Some initial details of using XMLReader with file streaming based on its implementation for the listWorksheetNames() and listWorksheetInfo() methods.
Version 1.7.8 | Current Development Code | |||||||||||
---|---|---|---|---|---|---|---|---|---|---|---|---|
listWorksheetNames() | listWorksheetInfo() | listWorksheetNames() | listWorksheetInfo() | |||||||||
Format | Time (s) | Memory after call (MB) | Peak memory usage (MB) | Time (s) | Memory after call (MB) | Peak memory usage (MB) | Time (s) | Memory after call (MB) | Peak memory usage (MB) | Time (s) | Memory after call (MB) | Peak memory usage (MB) |
Excel 2007 .xlsx | 0.0114 | 1.25 | 1.25 | 4.1998 | 2.50 | 8.75 | 0.0113 | 1.25 | 1.25 | 3.2238 | 1.25 | 1.25 |
Open/Libre Office .ods | 0.1404 | 0.50 | 5.75 | 0.5296 | 0.50 | 5.75 | 0.1194 | 0.50 | 0.50 | 0.2543 | 0.50 | 0.50 |
Gnumeric | 3.4176 | 1.00 | 38.75 | 5.2841 | 1.00 | 38.75 | 0.0077 | 0.75 | 0.75 | 3.1676 | 0.75 | 0.75 |
Testing was done against a relatively small spreadsheet, comprising 2 worksheets, each with 16370 rows by 9 columns.

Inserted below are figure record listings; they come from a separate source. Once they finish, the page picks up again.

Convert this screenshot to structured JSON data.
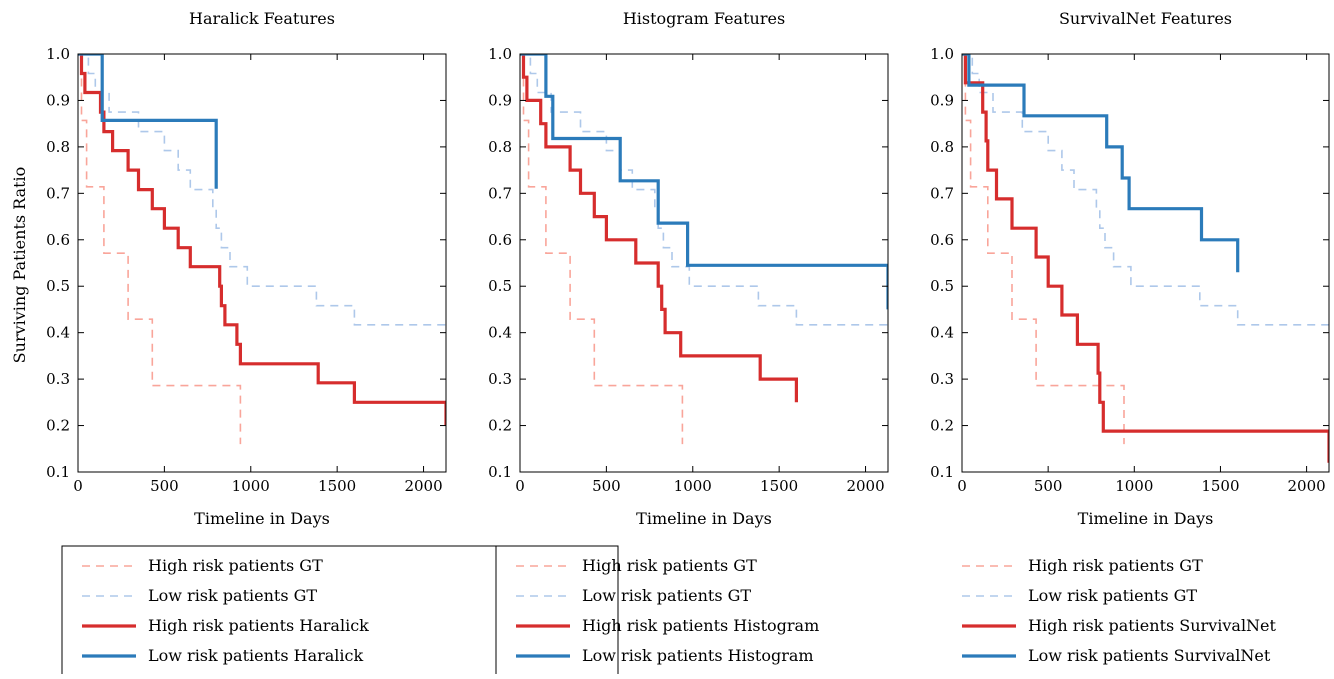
{
  "figure": {
    "ylabel": "Surviving Patients Ratio"
  },
  "colors": {
    "high_gt": "#f9a59a",
    "low_gt": "#aec8ea",
    "high_model": "#d62d2d",
    "low_model": "#2b7bba"
  },
  "chart_data": [
    {
      "type": "line",
      "title": "Haralick Features",
      "xlabel": "Timeline in Days",
      "ylabel": "Surviving Patients Ratio",
      "xlim": [
        0,
        2130
      ],
      "ylim": [
        0.1,
        1.0
      ],
      "xticks": [
        "0",
        "500",
        "1000",
        "1500",
        "2000"
      ],
      "yticks": [
        "0.1",
        "0.2",
        "0.3",
        "0.4",
        "0.5",
        "0.6",
        "0.7",
        "0.8",
        "0.9",
        "1.0"
      ],
      "legend_position": "below",
      "series": [
        {
          "name": "High risk patients GT",
          "style": "dashed",
          "color": "#f9a59a",
          "x": [
            0,
            20,
            50,
            150,
            290,
            430,
            940,
            940
          ],
          "y": [
            1.0,
            0.857,
            0.714,
            0.571,
            0.429,
            0.286,
            0.286,
            0.16
          ]
        },
        {
          "name": "Low risk patients GT",
          "style": "dashed",
          "color": "#aec8ea",
          "x": [
            0,
            60,
            100,
            180,
            350,
            500,
            580,
            650,
            780,
            800,
            830,
            880,
            980,
            1380,
            1600,
            2130
          ],
          "y": [
            1.0,
            0.958,
            0.917,
            0.875,
            0.833,
            0.792,
            0.75,
            0.708,
            0.667,
            0.625,
            0.583,
            0.542,
            0.5,
            0.458,
            0.417,
            0.417
          ]
        },
        {
          "name": "High risk patients Haralick",
          "style": "solid",
          "color": "#d62d2d",
          "x": [
            0,
            20,
            40,
            130,
            150,
            200,
            290,
            350,
            430,
            500,
            580,
            650,
            820,
            830,
            850,
            920,
            940,
            1390,
            1600,
            2130,
            2130
          ],
          "y": [
            1.0,
            0.958,
            0.917,
            0.875,
            0.833,
            0.792,
            0.75,
            0.708,
            0.667,
            0.625,
            0.583,
            0.542,
            0.5,
            0.458,
            0.417,
            0.375,
            0.333,
            0.292,
            0.25,
            0.25,
            0.2
          ]
        },
        {
          "name": "Low risk patients Haralick",
          "style": "solid",
          "color": "#2b7bba",
          "x": [
            0,
            140,
            800,
            800
          ],
          "y": [
            1.0,
            0.857,
            0.857,
            0.71
          ]
        }
      ]
    },
    {
      "type": "line",
      "title": "Histogram Features",
      "xlabel": "Timeline in Days",
      "ylabel": "",
      "xlim": [
        0,
        2130
      ],
      "ylim": [
        0.1,
        1.0
      ],
      "xticks": [
        "0",
        "500",
        "1000",
        "1500",
        "2000"
      ],
      "yticks": [
        "0.1",
        "0.2",
        "0.3",
        "0.4",
        "0.5",
        "0.6",
        "0.7",
        "0.8",
        "0.9",
        "1.0"
      ],
      "legend_position": "below",
      "series": [
        {
          "name": "High risk patients GT",
          "style": "dashed",
          "color": "#f9a59a",
          "x": [
            0,
            20,
            50,
            150,
            290,
            430,
            940,
            940
          ],
          "y": [
            1.0,
            0.857,
            0.714,
            0.571,
            0.429,
            0.286,
            0.286,
            0.16
          ]
        },
        {
          "name": "Low risk patients GT",
          "style": "dashed",
          "color": "#aec8ea",
          "x": [
            0,
            60,
            100,
            180,
            350,
            500,
            580,
            650,
            780,
            800,
            830,
            880,
            980,
            1380,
            1600,
            2130
          ],
          "y": [
            1.0,
            0.958,
            0.917,
            0.875,
            0.833,
            0.792,
            0.75,
            0.708,
            0.667,
            0.625,
            0.583,
            0.542,
            0.5,
            0.458,
            0.417,
            0.417
          ]
        },
        {
          "name": "High risk patients Histogram",
          "style": "solid",
          "color": "#d62d2d",
          "x": [
            0,
            20,
            40,
            120,
            150,
            290,
            350,
            430,
            500,
            670,
            800,
            820,
            840,
            930,
            1390,
            1600,
            1600
          ],
          "y": [
            1.0,
            0.95,
            0.9,
            0.85,
            0.8,
            0.75,
            0.7,
            0.65,
            0.6,
            0.55,
            0.5,
            0.45,
            0.4,
            0.35,
            0.3,
            0.3,
            0.25
          ]
        },
        {
          "name": "Low risk patients Histogram",
          "style": "solid",
          "color": "#2b7bba",
          "x": [
            0,
            150,
            190,
            580,
            800,
            970,
            2130,
            2130
          ],
          "y": [
            1.0,
            0.909,
            0.818,
            0.727,
            0.636,
            0.545,
            0.545,
            0.45
          ]
        }
      ]
    },
    {
      "type": "line",
      "title": "SurvivalNet Features",
      "xlabel": "Timeline in Days",
      "ylabel": "",
      "xlim": [
        0,
        2130
      ],
      "ylim": [
        0.1,
        1.0
      ],
      "xticks": [
        "0",
        "500",
        "1000",
        "1500",
        "2000"
      ],
      "yticks": [
        "0.1",
        "0.2",
        "0.3",
        "0.4",
        "0.5",
        "0.6",
        "0.7",
        "0.8",
        "0.9",
        "1.0"
      ],
      "legend_position": "below",
      "series": [
        {
          "name": "High risk patients GT",
          "style": "dashed",
          "color": "#f9a59a",
          "x": [
            0,
            20,
            50,
            150,
            290,
            430,
            940,
            940
          ],
          "y": [
            1.0,
            0.857,
            0.714,
            0.571,
            0.429,
            0.286,
            0.286,
            0.16
          ]
        },
        {
          "name": "Low risk patients GT",
          "style": "dashed",
          "color": "#aec8ea",
          "x": [
            0,
            60,
            100,
            180,
            350,
            500,
            580,
            650,
            780,
            800,
            830,
            880,
            980,
            1380,
            1600,
            2130
          ],
          "y": [
            1.0,
            0.958,
            0.917,
            0.875,
            0.833,
            0.792,
            0.75,
            0.708,
            0.667,
            0.625,
            0.583,
            0.542,
            0.5,
            0.458,
            0.417,
            0.417
          ]
        },
        {
          "name": "High risk patients SurvivalNet",
          "style": "solid",
          "color": "#d62d2d",
          "x": [
            0,
            20,
            40,
            120,
            140,
            150,
            170,
            200,
            290,
            430,
            500,
            580,
            670,
            790,
            800,
            810,
            820,
            2130,
            2130
          ],
          "y": [
            1.0,
            0.938,
            0.938,
            0.875,
            0.813,
            0.75,
            0.75,
            0.688,
            0.625,
            0.563,
            0.5,
            0.438,
            0.375,
            0.313,
            0.25,
            0.25,
            0.188,
            0.188,
            0.12
          ]
        },
        {
          "name": "Low risk patients SurvivalNet",
          "style": "solid",
          "color": "#2b7bba",
          "x": [
            0,
            40,
            360,
            840,
            930,
            970,
            1390,
            1600,
            1600
          ],
          "y": [
            1.0,
            0.933,
            0.867,
            0.8,
            0.733,
            0.667,
            0.6,
            0.6,
            0.53
          ]
        }
      ]
    }
  ]
}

While the main load() code won't be as performant as these methods, I hope that the peak memory savings avoiding loading the file itself into memory will be every bit as good.
I'm still hoping that I can get at least the Excel2007 Reader converted to working with this method in time for the 1.7.9 release.